Members of the military have usually been named respondents in amparo cases, but Puno thinks this would not hamper their counterinsurgency operations, or those of the police. He says that a person applying for a writ of amparo is required to ensure that allegations are verified and detailed. The petition should also narrate the actions taken by the petitioner. Failing to meet the requirements could lead to the dismissal of the case.
But aside from the rules weeding out flimsy cases, Puno thinks the writ of amparo could improve the image of the military and the police, and make operatives think twice about following unlawful orders.
Deterrent vs illegal orders
“Secondly, the positive aspect: With this writ of amparo, there will be reluctance on the part of the members of the military and the police to follow orders which are patently illegal.
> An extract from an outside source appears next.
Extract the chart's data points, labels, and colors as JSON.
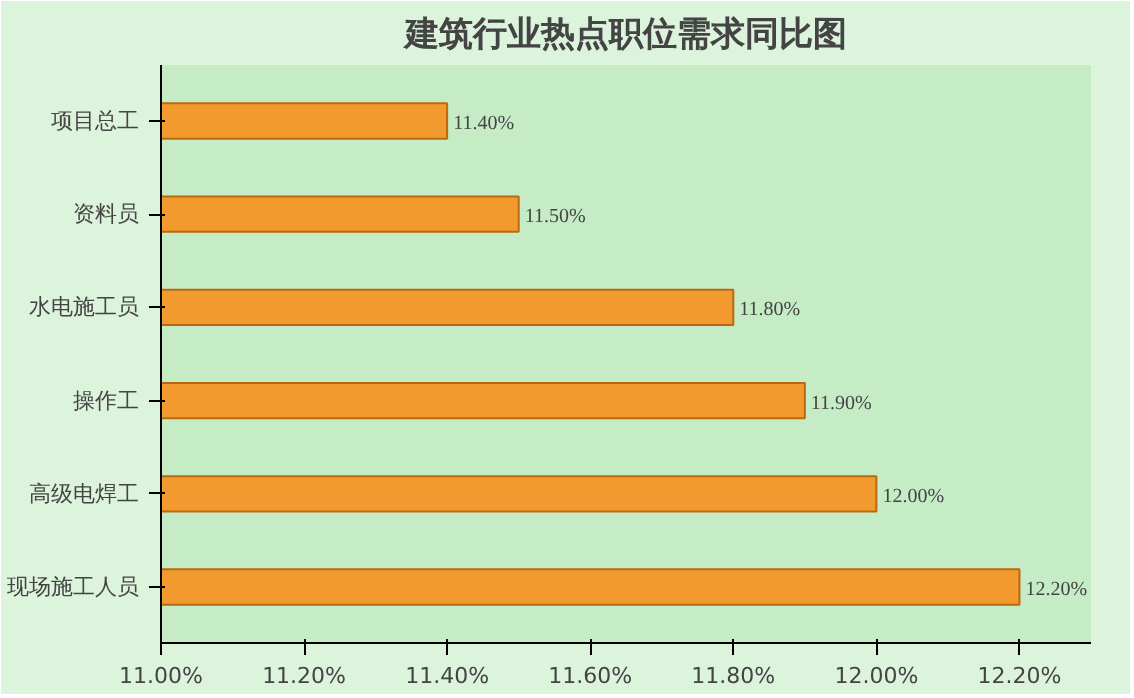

That is because if they follow these patently illegal orders, they will be included as respondents,” Puno says.
The rule in the amparo writ requiring public officials to hew to a high standard in carrying out their duties could improve the Armed Forces’ performance as well. Puno also notes that it is the military that has been given the “black eye” as a result of the killings and disappearances.
“There is now this duty, [which] I would like to think is being followed, to really be careful about the preparation of reports about the conduct of investigation of these cases of killings and disappearances. This way, this writ of amparo would really elevate the efficiency of our military and police officials,” he says.
Another remedy—the writ of habeas data—has been adopted to complement the writ of amparo. It is intended to protect people’s right to truth and compel authorities to produce, correct or delete information which they feel could compromise them.
Special courts
In March last year, the high court created 99 special courts to try cases involving politically motivated attacks but no cases were filed there. Puno says people apparently did not think that the special courts were enough to protect them. This was why he convened the summit, out of which came the view that the best way to address the problems was for the judiciary to come out with a new rule.
Not a cure-all
But Puno cautions against touting the writ of amparo as a cure-all—or a “magic bullet”—for politically motivated crimes.
He cites the recent petition of employees of the TV network ABS-CBN Broadcasting Corp. who sought a writ of amparo and of prohibition from the high court to the stop police from harassing them or threatening to arrest members of the media who are reporting on emergencies, like coups. No writ has been issued here so far.
Puno also refers to the decision of the Court of Appeals in the amparo petition of brothers Raymond and Reynaldo Manalo. The two have accused the military of torturing and detaining them. They also have reported seeing two missing University of the Philippines students under the Armed Forces’ custody.
The appellate court has ruled that military personnel were among those involved in the brothers’ abduction and said that retired Maj. Gen. Jovito Palparan knew that his men had arrested and detained the Manalos. Palparan has been tagged a “butcher” by militants who accuse him of leaving a bloody trail of slain activists in areas where he had been assigned.
The government has questioned the appellate court’s ruling in the Manalo amparo case before the high court.
“In due time, the (Supreme Court) itself will make a long decision on the merits of the case. We are doing that in order to establish or to start establishing a firm jurisprudence on the writ of amparo,” Puno says.
Whatever the tribunal does, the remedy is there for people like Monasque.